The typical patient remains infectious for 4-5 days after the rash develops, by which time the last crop of vesicles has usually crusted over.

Secondary bacterial infection

Secondary bacterial infection of skin lesions, manifesting as impetigo, cellulitis, and erysipelas, is the most frequent complication in otherwise healthy children.[3] Staphylococci and streptococci are the most commonly implicated bacterial pathogens. Bacterial superinfection may predispose to scarring. Localized bacterial superinfection rarely may manifest as septicemia, culminating in secondary bacterial pneumonia, otitis media, or necrotizing fasciitis. The latter represents significant, potentially life-threatening morbidity.

Disseminated primary varicella infection

Disseminated primary varicella infection, usually seen in the immunocompromised or adult populations, may have high morbidity.
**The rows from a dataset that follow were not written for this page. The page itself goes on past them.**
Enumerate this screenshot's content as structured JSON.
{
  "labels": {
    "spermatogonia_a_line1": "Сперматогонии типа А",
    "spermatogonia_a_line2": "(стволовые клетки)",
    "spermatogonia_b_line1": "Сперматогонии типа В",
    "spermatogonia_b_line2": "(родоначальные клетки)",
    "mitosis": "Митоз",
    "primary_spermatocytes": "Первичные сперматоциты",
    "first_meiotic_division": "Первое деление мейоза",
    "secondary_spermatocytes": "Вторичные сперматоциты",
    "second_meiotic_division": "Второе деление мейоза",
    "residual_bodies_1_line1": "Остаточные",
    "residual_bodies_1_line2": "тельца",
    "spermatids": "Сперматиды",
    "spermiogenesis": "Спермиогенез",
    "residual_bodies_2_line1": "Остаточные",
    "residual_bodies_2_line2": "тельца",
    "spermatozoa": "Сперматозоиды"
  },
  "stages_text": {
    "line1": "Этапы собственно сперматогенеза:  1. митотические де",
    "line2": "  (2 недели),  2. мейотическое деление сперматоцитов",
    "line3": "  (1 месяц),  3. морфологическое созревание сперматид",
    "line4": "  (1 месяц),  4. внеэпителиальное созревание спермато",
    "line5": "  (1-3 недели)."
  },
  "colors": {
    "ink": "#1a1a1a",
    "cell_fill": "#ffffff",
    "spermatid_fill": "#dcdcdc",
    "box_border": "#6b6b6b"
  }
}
Ninety percent of cases of varicella pneumonia occur in the adult population. Rarer complications of disseminated chickenpox include myocarditis, gangrene, hepatitis, and glomerulonephritis.[4]

CNS complications

Central nervous system complications of primary VZV infection may occur, albeit very rarely. Reye syndrome, Guillain-Barré syndrome, acute cerebellar ataxia, and encephalitis have all been documented to occur after VZV infection.

Hemorrhagic complications

Thrombocytopenia and purpura secondary to VZV infection have been described in more than 100 patients. Hemorrhagic complications are more common in the immunocompromised or immunosuppressed populations, although healthy children and adults have been affected.[5]

Five major clinical syndromes have been described:

  • Febrile purpura
  • Malignant chickenpox with purpura
  • Postinfectious purpura
  • Purpura fulminans
  • Anaphylactoid purpura

These syndromes have variable courses, with febrile purpura being the most benign and having an uncomplicated outcome. In contrast, malignant chickenpox with purpura is a grave clinical condition that has a mortality exceeding 70%.
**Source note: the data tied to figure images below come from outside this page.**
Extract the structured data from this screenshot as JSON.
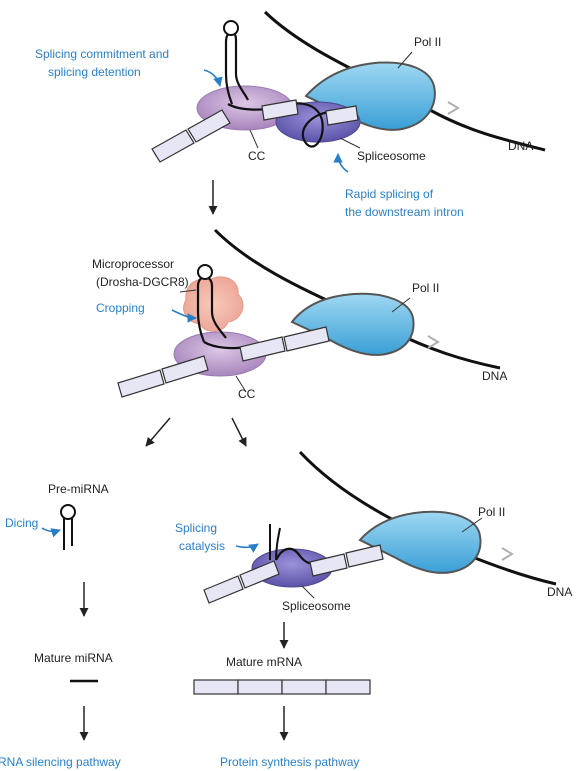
{
  "colors": {
    "pol_ii": "#5bb5e0",
    "spliceosome": "#6b62b8",
    "commitment_complex": "#b89ac8",
    "microprocessor": "#f0b0a0",
    "annotation_blue": "#2a7fc4",
    "exon_fill": "#e6e6f4",
    "arrow": "#222222",
    "transcription_arrow": "#b0b0b0"
  },
  "icons": {
    "flow_arrow": "arrow-down-icon",
    "annotation_arrow": "curved-arrow-icon",
    "transcription_direction": "chevron-right-icon"
  },
  "panel_top": {
    "annotation_commitment_line1": "Splicing commitment and",
    "annotation_commitment_line2": "splicing detention",
    "pol_label": "Pol II",
    "dna_label": "DNA",
    "cc_label": "CC",
    "spliceosome_label": "Spliceosome",
    "annotation_rapid_line1": "Rapid splicing of",
    "annotation_rapid_line2": "the downstream intron"
  },
  "panel_middle": {
    "microprocessor_line1": "Microprocessor",
    "microprocessor_line2": "(Drosha-DGCR8)",
    "annotation_cropping": "Cropping",
    "pol_label": "Pol II",
    "dna_label": "DNA",
    "cc_label": "CC"
  },
  "panel_left": {
    "pre_mirna_label": "Pre-miRNA",
    "annotation_dicing": "Dicing",
    "mature_mirna_label": "Mature miRNA",
    "pathway_label": "RNA silencing pathway"
  },
  "panel_right": {
    "annotation_catalysis_line1": "Splicing",
    "annotation_catalysis_line2": "catalysis",
    "pol_label": "Pol II",
    "dna_label": "DNA",
    "spliceosome_label": "Spliceosome",
    "mature_mrna_label": "Mature mRNA",
    "pathway_label": "Protein synthesis pathway"
  }
}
The etiology of these hemorrhagic chickenpox syndromes is not known, although an autoimmune pathophysiologic mechanism has been implicated.

In utero VZV infection

In utero infection with VZV is a concern.[6, 7] Primary maternal chickenpox during pregnancy may produce latency of VZV in the dorsal root ganglia of the fetus. These children may remain asymptomatic, or they may develop zoster at a young age without a previous history of primary chickenpox infection. Primary maternal chickenpox infection in early to mid-pregnancy is estimated to have a 1-2% risk of causing the congenital varicella syndrome, which is characterized by limb hypoplasia, muscular atrophy, skin scarring, cortical atrophy, microcephaly, cataract formation, and rudimentary digits.
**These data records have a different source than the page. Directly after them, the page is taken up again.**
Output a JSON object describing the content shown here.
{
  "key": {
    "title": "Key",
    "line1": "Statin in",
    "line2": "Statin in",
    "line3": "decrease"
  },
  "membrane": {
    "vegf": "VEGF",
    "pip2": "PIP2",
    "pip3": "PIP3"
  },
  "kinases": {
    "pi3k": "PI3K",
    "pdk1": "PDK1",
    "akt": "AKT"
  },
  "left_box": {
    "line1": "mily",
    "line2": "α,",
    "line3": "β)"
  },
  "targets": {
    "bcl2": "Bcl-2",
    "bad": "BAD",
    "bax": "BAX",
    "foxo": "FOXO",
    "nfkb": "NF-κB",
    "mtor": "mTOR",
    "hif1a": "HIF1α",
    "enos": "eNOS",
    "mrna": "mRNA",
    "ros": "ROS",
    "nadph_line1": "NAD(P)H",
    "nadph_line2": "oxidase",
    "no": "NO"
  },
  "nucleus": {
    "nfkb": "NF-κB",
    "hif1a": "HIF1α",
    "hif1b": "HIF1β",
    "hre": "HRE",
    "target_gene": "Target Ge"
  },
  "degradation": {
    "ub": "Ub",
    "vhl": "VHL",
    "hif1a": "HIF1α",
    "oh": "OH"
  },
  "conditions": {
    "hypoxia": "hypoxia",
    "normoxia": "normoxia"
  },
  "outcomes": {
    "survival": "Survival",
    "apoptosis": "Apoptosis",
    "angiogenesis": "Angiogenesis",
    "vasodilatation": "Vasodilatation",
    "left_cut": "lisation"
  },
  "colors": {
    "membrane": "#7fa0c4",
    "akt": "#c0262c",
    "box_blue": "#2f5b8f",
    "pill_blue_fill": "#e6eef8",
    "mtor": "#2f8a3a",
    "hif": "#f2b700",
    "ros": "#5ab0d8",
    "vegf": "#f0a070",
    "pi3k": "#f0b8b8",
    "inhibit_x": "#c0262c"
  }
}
Prepartum infection with onset of chickenpox in the mother 5 or more days previous to delivery allows transplacental passage of sufficient maternal IgG antibody to protect the newborn from severe, disseminated varicella infection.

Peripartum infection of the fetus before sufficient maternal antibody has crossed the placenta to confer transient passive immunity to the fetus (ie, when the mother experiences onset of chickenpox < 5 d before delivery or within 2 d after delivery) often results in severe disseminated varicella in the newborn infant, which has substantial mortality.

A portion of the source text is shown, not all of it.